The study, published in the journal Frontiers in Psychology, showed that the way female characters are being portrayed in videogames can affect the underlying attitudes of male gamers towards the opposite sex.

"Many different aspects of life can influence sexist attitudes. It was surprising to find a small but significant link between game play and sexism. Video games are not intended to teach sexist views, but most people don't realize how attitudes can shift with practice," said Douglas Gentile, a professor of psychology at Iowa State University and co-author of the study, in a press release. "Nonetheless, much of our learning is not conscious and we pick up on subtle cues without realizing it."
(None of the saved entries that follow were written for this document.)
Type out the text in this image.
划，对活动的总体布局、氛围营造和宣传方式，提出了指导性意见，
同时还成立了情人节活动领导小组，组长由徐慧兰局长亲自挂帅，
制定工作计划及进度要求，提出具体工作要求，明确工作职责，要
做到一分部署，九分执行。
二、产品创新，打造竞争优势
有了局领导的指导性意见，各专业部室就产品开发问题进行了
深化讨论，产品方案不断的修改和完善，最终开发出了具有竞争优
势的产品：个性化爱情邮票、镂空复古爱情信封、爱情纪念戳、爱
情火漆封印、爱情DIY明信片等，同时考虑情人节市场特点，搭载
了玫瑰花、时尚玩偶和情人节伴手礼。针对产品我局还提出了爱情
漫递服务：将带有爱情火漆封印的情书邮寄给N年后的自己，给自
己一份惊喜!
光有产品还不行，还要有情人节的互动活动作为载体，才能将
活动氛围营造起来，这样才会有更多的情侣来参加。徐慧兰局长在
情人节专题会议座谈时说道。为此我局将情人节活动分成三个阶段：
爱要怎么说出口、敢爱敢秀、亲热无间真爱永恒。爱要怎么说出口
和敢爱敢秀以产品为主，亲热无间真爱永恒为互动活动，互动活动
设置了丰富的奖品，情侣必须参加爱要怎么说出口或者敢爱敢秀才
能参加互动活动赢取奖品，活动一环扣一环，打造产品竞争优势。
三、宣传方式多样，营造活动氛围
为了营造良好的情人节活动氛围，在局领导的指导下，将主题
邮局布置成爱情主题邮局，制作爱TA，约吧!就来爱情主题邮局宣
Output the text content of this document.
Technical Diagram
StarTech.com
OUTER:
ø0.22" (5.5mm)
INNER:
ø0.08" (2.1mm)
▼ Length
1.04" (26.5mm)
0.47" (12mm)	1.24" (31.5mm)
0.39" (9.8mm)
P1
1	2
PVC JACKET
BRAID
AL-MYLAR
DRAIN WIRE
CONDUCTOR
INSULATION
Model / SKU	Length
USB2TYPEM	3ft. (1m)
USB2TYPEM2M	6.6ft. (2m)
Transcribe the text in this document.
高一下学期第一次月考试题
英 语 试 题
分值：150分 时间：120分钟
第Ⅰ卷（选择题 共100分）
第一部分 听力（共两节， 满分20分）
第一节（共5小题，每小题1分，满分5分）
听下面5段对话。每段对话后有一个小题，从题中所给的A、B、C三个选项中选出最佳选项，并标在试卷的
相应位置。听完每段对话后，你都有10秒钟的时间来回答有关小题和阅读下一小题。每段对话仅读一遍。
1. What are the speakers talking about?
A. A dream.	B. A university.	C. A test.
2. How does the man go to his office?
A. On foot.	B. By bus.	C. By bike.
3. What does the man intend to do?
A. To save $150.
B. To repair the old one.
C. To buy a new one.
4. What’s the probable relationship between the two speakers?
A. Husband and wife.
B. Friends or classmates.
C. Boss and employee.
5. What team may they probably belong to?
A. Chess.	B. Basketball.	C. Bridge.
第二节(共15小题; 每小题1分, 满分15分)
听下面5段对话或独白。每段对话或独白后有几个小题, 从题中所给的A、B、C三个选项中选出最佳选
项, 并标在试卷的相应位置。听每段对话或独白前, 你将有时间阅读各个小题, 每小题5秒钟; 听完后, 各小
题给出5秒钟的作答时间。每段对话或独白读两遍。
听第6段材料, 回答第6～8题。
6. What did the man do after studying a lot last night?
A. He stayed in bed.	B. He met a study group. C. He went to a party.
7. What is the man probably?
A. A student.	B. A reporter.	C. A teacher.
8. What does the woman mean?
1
For the study, the researchers surveyed 13,520 adolescents, ages 11 to 29. The participants spent approximately two hours a day playing videogames and nearly three hours a day watching television, on average.

In the survey, the participants were asked if they agree or disagree with the following statement, "A woman is made mainly for making and raising children." The researchers found that participants who spent more time playing videogames were more likely to agree with the statement.

Aside from playing videogames, the researchers also measured the influence of watching television and religion to sexist attitude. The researchers found that the relationship between religion and sexism was three times higher than videogames. On the other hand, watching television appears to be unrelated to sexism.

The researchers noted that the extremely high influence of religion to sexism is likely because religion have historically taken a traditional view of gender roles. Meanwhile, the extremely low influence of television to sexism is evidence of the growing number and variety of female character roles on TV compared to 20 years ago.